Le rôle peut d'ailleurs s'inverser lorsque c'est papa qui a du mal à accepter qu’un jeune garçon vienne séduire sa fille. La maman peut lui dire : « Fais-lui confiance, elle ne va pas faire des bêtises, ni se jeter au cou du premier venu » ou « C’est de son âge d’avoir un amoureux ». « L’intérêt d’être à deux est qu'on peut penser la fonction tierce ensemble. Le couple peut s’épauler mutuellement dans ses inquiétudes », explique le psychologue.
Un repère identitaire
À l'adolescence, les enfants se cherchent, façonnent leur identité, parfois en se distinguant, parfois en imitant... Et le papa « doit rester une image identitaire pour le fils et pour la fille de ce que c’est que de devenir ou d’être un homme », dit encore notre spécialiste. Aujourd'hui, la virilité n’est plus réduite au paquet de muscles. C'est beaucoup plus subtil. Il faut pouvoir répondre à la grande question des adolescents : pourquoi la vie vaut-elle la peine d’être vécue ?

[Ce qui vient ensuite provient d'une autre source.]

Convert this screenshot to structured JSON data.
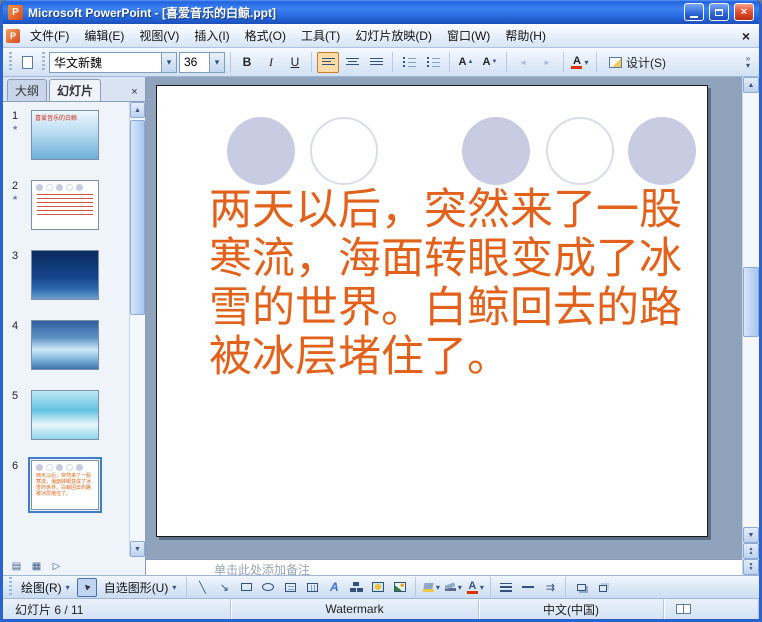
{
  "titlebar": {
    "title": "Microsoft PowerPoint - [喜爱音乐的白鲸.ppt]"
  },
  "menu": {
    "items": [
      "文件(F)",
      "编辑(E)",
      "视图(V)",
      "插入(I)",
      "格式(O)",
      "工具(T)",
      "幻灯片放映(D)",
      "窗口(W)",
      "帮助(H)"
    ]
  },
  "toolbar": {
    "font_name": "华文新魏",
    "font_size": "36",
    "bold": "B",
    "italic": "I",
    "underline": "U",
    "font_color_letter": "A",
    "design": "设计(S)"
  },
  "pane": {
    "tab_outline": "大纲",
    "tab_slides": "幻灯片",
    "slides": [
      {
        "num": "1",
        "title": "喜爱音乐的白鲸"
      },
      {
        "num": "2"
      },
      {
        "num": "3"
      },
      {
        "num": "4"
      },
      {
        "num": "5"
      },
      {
        "num": "6"
      }
    ]
  },
  "slide": {
    "lines": [
      "两天以后，突然来了一股",
      "寒流，海面转眼变成了冰",
      "雪的世界。白鲸回去的路",
      "被冰层堵住了。"
    ],
    "text": "两天以后，突然来了一股寒流，海面转眼变成了冰雪的世界。白鲸回去的路被冰层堵住了。",
    "text_color": "#E2611B",
    "circle_fill_color": "#C9CBE3"
  },
  "notes": {
    "placeholder": "单击此处添加备注"
  },
  "drawing": {
    "draw": "绘图(R)",
    "autoshapes": "自选图形(U)",
    "wordart_letter": "A"
  },
  "statusbar": {
    "slide_indicator": "幻灯片 6 / 11",
    "theme": "Watermark",
    "language": "中文(中国)"
  },
  "icons": {
    "dropdown": "▾",
    "close": "×",
    "scroll_up": "▲",
    "scroll_down": "▼",
    "star": "★",
    "line": "╲",
    "arrow": "↘",
    "pointer": "►",
    "marker_up": "▲",
    "marker_down": "▼",
    "indent_left": "◄",
    "indent_right": "►",
    "arrow_style": "⇉",
    "view_normal": "▤",
    "view_sorter": "▦",
    "view_show": "▷",
    "overflow": "»"
  }
}
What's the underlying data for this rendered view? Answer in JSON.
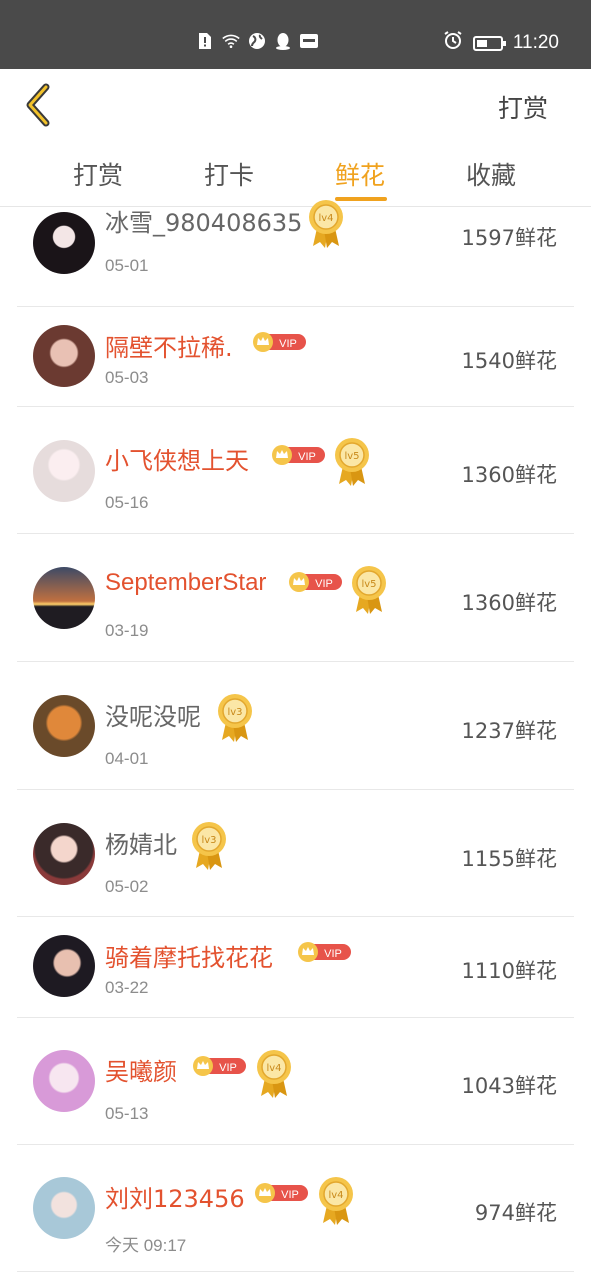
{
  "status_bar": {
    "time": "11:20",
    "battery_level": 0.45,
    "icons": [
      "sim-alert-icon",
      "wifi-icon",
      "globe-icon",
      "qq-icon",
      "hms-icon"
    ]
  },
  "header": {
    "back_icon": "chevron-left-icon",
    "right_label": "打赏"
  },
  "tabs": [
    {
      "label": "打赏",
      "active": false
    },
    {
      "label": "打卡",
      "active": false
    },
    {
      "label": "鲜花",
      "active": true
    },
    {
      "label": "收藏",
      "active": false
    }
  ],
  "colors": {
    "accent": "#f0a21e",
    "vip_name": "#e3522f",
    "vip_badge": "#e7534a"
  },
  "list": [
    {
      "name": "冰雪_980408635",
      "vip": false,
      "level": "lv4",
      "date": "05-01",
      "amount": "1597鲜花"
    },
    {
      "name": "隔壁不拉稀.",
      "vip": true,
      "level": null,
      "date": "05-03",
      "amount": "1540鲜花"
    },
    {
      "name": "小飞侠想上天",
      "vip": true,
      "level": "lv5",
      "date": "05-16",
      "amount": "1360鲜花"
    },
    {
      "name": "SeptemberStar",
      "vip": true,
      "level": "lv5",
      "date": "03-19",
      "amount": "1360鲜花"
    },
    {
      "name": "没呢没呢",
      "vip": false,
      "level": "lv3",
      "date": "04-01",
      "amount": "1237鲜花"
    },
    {
      "name": "杨婧北",
      "vip": false,
      "level": "lv3",
      "date": "05-02",
      "amount": "1155鲜花"
    },
    {
      "name": "骑着摩托找花花",
      "vip": true,
      "level": null,
      "date": "03-22",
      "amount": "1110鲜花"
    },
    {
      "name": "吴曦颜",
      "vip": true,
      "level": "lv4",
      "date": "05-13",
      "amount": "1043鲜花"
    },
    {
      "name": "刘刘123456",
      "vip": true,
      "level": "lv4",
      "date": "今天 09:17",
      "amount": "974鲜花"
    }
  ],
  "vip_label": "VIP"
}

« Il faut pouvoir lui expliquer ce qui soutient notre vie à nous, ce pourquoi on aime leur mère ou la femme qui est dans notre vie, défendre notre raison de vivre, en expliquant ce qui nous anime et les valeurs auxquelles on croit, pour qu’il puisse avoir les siennes », suggère encore Philippe van Meerbeeck. Mais sans se poser comme un modèle à imiter à tout prix. Inutile de lui dire : « Fais comme moi ! ».
« Il faut soutenir, avec les mots justes, la vie que l’on mène comme un exemple à ne suivre qu’en partie, propose le psychologue. On transmet souvent plus par ses échecs et les épreuves qu’on a traversées, que par ses réussites, parce qu’on montre qu’on s’est relevé, qu’on ne s’est pas écroulé. »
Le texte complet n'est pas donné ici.